Lima Sila Pancasila Santri, Nilai Kenusantaraan Fondasi Keilmuan dan Perilaku Kehidupan Santri

Oleh: M.Sururi Arumbani, Pemerhati Budaya Nusantara

Angka lima menjadi istimewa ketika dipahami melalaui point of view tertentu, seperti kacamata budaya atau kearifan lokal nusantara. Angka lima bukan sekedar deret angka atau jumlah tertentu, tetapi memiliki arti simbolik kesempurnaan tatanan kehidupan. Di Jawa ada ajaran Sedulur Papat Limo Pancer yang sudah terwariskan dari generasi ke generasi. Entah berapa abad proses transmisi itu berlangsung, dengan dinamika pemahaman dan pemaknaan.

Orang Jawa memahami dirinya sebagai manusia, memiliki saudara empat dan ditambah dirinya sebagai pancer. Tatanan seperti itu diyakini sebagai tatanan ilahiah yang sempurna. Dengan berbagai perbedaan sebutan siapa saudara empat tersebut. Ada yang menyebut saudara empat itu adalah kawah (ketuban), ari-ari (tali pusar), darah merah dan darah putih. Secara fisik merekalah yang menopang manusia sejak janin dalam kandung menemani, menjadi saudara. Hubungan mereka dengan diri, manusia adalah penjaga, saudara yang membantu lahir ke jagad. Bahkan setelah lahir peran mereka diyakini akan terus mengikuti sampai kelak meninggal dunia.

Demikian pula, ketika awal kemerdekaan Indonesia, Pancasila dijadikan dasar negara, maka pola angka lima juga dianggap tatanan sempurna. Meski tidak semua tokoh bangsa mengajukan jumlah lima. Keputusan final lima menjadi sangat bermakna, berakar dari tradisi nusantara seperti sedulur papat limo pancer. Dalam Pancasila, maka pancernya adalah Ketuhanan Yang Mahaesa. Empat sila lainnya adalah saudara yang menguatkan pembuktikan pelaksanaan pancer tersebut.

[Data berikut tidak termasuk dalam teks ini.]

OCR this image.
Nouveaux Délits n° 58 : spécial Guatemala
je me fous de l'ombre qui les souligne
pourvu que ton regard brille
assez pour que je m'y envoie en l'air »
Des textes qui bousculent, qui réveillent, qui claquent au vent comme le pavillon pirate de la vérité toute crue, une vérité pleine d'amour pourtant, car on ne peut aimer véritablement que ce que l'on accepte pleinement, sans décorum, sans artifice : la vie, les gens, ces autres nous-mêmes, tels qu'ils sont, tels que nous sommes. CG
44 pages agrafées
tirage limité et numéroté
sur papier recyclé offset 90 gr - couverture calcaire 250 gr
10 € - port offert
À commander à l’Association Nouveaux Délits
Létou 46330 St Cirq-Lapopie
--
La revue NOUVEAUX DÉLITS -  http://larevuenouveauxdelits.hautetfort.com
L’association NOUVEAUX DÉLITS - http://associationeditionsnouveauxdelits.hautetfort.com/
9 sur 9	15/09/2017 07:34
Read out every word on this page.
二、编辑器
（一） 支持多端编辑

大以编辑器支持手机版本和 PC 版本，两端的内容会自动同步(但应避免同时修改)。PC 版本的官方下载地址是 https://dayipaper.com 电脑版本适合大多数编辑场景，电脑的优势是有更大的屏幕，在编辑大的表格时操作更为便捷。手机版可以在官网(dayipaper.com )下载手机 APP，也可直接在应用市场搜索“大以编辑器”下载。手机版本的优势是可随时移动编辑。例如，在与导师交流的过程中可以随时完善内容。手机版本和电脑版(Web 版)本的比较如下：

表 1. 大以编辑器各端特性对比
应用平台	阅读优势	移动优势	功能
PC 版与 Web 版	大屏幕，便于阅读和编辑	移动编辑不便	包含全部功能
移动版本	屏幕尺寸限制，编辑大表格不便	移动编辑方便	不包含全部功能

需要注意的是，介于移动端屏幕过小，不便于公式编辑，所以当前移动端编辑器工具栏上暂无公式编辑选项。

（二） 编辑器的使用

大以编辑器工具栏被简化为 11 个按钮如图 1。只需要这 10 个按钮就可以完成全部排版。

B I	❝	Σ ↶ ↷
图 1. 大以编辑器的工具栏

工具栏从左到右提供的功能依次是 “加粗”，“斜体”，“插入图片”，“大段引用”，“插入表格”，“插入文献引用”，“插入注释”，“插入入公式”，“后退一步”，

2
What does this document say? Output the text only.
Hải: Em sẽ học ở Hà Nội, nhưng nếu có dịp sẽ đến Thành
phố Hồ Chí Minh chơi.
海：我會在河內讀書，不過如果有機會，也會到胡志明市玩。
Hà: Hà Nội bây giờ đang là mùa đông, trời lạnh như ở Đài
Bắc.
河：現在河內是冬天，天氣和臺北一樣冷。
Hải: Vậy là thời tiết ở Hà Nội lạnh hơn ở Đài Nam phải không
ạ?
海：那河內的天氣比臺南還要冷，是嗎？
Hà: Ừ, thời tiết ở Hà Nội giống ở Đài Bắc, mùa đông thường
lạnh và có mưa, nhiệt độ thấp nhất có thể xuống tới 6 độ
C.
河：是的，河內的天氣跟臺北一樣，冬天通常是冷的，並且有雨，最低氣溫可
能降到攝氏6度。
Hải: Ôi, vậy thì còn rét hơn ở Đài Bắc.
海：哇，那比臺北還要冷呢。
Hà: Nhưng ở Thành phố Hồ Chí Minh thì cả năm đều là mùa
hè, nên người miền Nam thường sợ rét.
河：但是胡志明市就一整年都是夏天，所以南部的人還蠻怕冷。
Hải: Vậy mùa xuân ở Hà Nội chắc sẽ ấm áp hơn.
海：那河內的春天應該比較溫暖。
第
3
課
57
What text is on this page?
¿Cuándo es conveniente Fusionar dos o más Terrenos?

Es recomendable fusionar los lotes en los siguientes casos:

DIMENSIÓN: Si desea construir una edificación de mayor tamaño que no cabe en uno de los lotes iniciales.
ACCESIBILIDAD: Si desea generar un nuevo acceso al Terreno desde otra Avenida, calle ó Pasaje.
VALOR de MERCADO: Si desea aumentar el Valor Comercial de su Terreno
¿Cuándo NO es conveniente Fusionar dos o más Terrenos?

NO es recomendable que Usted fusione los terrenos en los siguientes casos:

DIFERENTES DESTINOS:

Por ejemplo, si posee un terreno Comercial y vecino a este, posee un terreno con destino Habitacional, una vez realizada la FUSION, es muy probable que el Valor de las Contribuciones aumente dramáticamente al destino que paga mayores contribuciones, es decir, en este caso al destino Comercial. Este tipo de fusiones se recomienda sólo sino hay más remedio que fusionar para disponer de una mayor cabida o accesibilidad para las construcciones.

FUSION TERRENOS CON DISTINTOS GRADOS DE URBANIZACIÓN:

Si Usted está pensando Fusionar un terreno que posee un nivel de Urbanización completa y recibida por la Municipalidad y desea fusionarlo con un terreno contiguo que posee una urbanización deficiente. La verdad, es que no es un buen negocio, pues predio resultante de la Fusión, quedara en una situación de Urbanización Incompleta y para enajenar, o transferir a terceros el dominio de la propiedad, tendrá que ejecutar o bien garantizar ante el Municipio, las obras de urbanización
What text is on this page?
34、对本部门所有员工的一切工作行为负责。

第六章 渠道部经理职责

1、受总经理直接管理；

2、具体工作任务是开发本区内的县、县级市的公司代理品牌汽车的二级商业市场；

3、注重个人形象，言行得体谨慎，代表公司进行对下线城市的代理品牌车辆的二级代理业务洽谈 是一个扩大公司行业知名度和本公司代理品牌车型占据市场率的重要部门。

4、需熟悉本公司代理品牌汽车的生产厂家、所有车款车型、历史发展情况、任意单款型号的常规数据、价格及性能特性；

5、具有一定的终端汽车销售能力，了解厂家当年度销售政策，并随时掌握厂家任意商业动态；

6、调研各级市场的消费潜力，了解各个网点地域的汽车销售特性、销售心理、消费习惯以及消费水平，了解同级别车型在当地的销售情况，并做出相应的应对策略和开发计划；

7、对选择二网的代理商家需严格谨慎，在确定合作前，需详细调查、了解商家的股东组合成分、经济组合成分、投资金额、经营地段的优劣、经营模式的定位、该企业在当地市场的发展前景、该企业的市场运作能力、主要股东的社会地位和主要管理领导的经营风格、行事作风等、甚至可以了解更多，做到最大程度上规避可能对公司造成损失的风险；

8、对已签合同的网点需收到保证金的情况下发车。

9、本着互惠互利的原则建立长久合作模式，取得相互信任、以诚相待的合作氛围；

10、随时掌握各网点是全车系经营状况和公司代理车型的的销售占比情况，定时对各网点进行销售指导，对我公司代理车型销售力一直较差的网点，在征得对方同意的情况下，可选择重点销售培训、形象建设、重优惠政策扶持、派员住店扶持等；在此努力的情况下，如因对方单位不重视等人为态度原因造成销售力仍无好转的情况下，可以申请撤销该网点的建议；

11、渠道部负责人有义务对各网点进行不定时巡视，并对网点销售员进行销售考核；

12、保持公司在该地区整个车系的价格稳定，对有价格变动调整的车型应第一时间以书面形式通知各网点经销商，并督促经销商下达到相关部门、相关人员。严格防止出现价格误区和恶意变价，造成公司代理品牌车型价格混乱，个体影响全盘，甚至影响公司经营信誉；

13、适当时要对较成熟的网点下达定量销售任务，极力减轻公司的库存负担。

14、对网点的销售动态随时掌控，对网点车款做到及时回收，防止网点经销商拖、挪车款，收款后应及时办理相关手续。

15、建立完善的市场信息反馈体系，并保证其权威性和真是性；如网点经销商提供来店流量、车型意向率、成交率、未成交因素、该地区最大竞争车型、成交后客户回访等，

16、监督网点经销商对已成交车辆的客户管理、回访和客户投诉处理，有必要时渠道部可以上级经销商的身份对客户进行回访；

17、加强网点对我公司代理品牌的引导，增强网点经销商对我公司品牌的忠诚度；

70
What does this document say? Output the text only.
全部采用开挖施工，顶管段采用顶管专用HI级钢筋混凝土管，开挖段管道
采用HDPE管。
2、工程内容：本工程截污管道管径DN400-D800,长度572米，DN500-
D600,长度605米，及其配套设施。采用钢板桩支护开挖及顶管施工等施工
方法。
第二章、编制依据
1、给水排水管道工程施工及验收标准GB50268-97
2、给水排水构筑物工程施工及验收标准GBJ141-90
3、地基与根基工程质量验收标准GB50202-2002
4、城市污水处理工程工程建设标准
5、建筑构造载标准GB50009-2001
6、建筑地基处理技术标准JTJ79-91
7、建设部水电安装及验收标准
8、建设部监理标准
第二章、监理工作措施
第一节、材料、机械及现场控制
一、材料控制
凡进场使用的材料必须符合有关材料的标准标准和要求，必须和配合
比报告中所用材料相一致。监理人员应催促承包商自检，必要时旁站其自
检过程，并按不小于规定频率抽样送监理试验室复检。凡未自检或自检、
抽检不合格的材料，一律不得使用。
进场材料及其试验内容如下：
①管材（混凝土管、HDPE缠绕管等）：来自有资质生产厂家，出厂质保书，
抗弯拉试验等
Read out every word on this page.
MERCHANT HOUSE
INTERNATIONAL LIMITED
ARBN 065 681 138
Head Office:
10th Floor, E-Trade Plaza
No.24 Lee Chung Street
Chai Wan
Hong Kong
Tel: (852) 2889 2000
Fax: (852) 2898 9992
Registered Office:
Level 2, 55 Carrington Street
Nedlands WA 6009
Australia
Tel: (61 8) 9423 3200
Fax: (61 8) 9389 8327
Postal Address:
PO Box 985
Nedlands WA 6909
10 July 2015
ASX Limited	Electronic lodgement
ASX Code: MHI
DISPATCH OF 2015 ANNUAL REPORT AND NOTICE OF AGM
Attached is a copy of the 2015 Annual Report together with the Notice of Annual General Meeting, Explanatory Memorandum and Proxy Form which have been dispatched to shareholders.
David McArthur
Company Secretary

Gus Yahya dalam Apel Akbar Peringatan Hari Santri Nasional 2025 di Pondok Pesantren Tambakberas, Jombang mengajukan lima sila Pancasila Santri menjadi menarik untuk dipahami sebagai gagasan yang masih mendasarkan kearifan lokal nusantara, – Sedulur Papat Limo Pancer (baca selengkapnya di  https://jurnal9.tv/gus-yahya-sebut-lima-sila-pancasila-santri-dalam-hari-santri-nasional-2025-di-tambak-beras/). Melalaui jumlah lima ini, masyarakat Jawa akan mudah memahami bahwa sila Pancasila Santri adalah panduan tatanan kehidupan yang sempurna bagi santri.

Kelima prinsip dasar tersebut sebagai berikut.
PertamaKhidmatul ‘Ilm. Santri berkhidmat kepada ilmu bit ta’allum wat ta’lim wal ‘amal — dengan belajar, mengajarkan ilmu, berbagi ilmu, dan mengamalkan ilmu.
KeduaTazkiyatun Nafs. Santri senantiasa berusaha membersihkan jiwanya — membersihkan jiwa dari segala noda yang dapat mencemari diri dan mencemari amalnya di hadapan Allah Subhanahu wa Ta‘ala.
KetigaJihad fi Sabilillah. Santri berjuang di jalan Allah; berjuang untuk memuliakan kalimat-kalimat Allah yang luhur; berjuang untuk mewujudkan, melaksanakan, dan mengimplementasikan nilai-nilai luhur dari kalimat-kalimat Allah di dalam kehidupan pribadi dan kehidupan masyarakat.
Keempat, Khidmatu Indonesia. Santri berbakti kepada Indonesia. Santri menyediakan jiwa dan raganya demi kemaslahatan Indonesia. Santri siap mengorbankan kepentingan subjektif, pribadi maupun kelompok, demi kemaslahatan Indonesia.
Kelima, Ikramul Insaniyah. Santri memuliakan kemanusiaan.
Karena Allah SWT sendiri telah memuliakan manusia: “Walaqad karramna bani Adam.” Barang siapa menghinakan sesama manusia, dia bukan santri.

Lalu sila mana yang jadi pancernya? Ya yang ketiga, di tengah, jihad fii sabilillah. Semua ikhtiar, perilaku santri harus diniatkan dan ditujukan kepada Allah SWT.

Melalui saripati nilai-nilai luhur yang harus menjadi pedoman perilaku bagi para santri dalam Lima Sila Pancasila Santri, akan memberi arah dan visi yang jelas dan kokoh. Dengan ini, saya kok yakin kekuatan santri tidak akan mudah digoyahkan, seperti kesaktian Pancasila bagi bangsa Indonesia.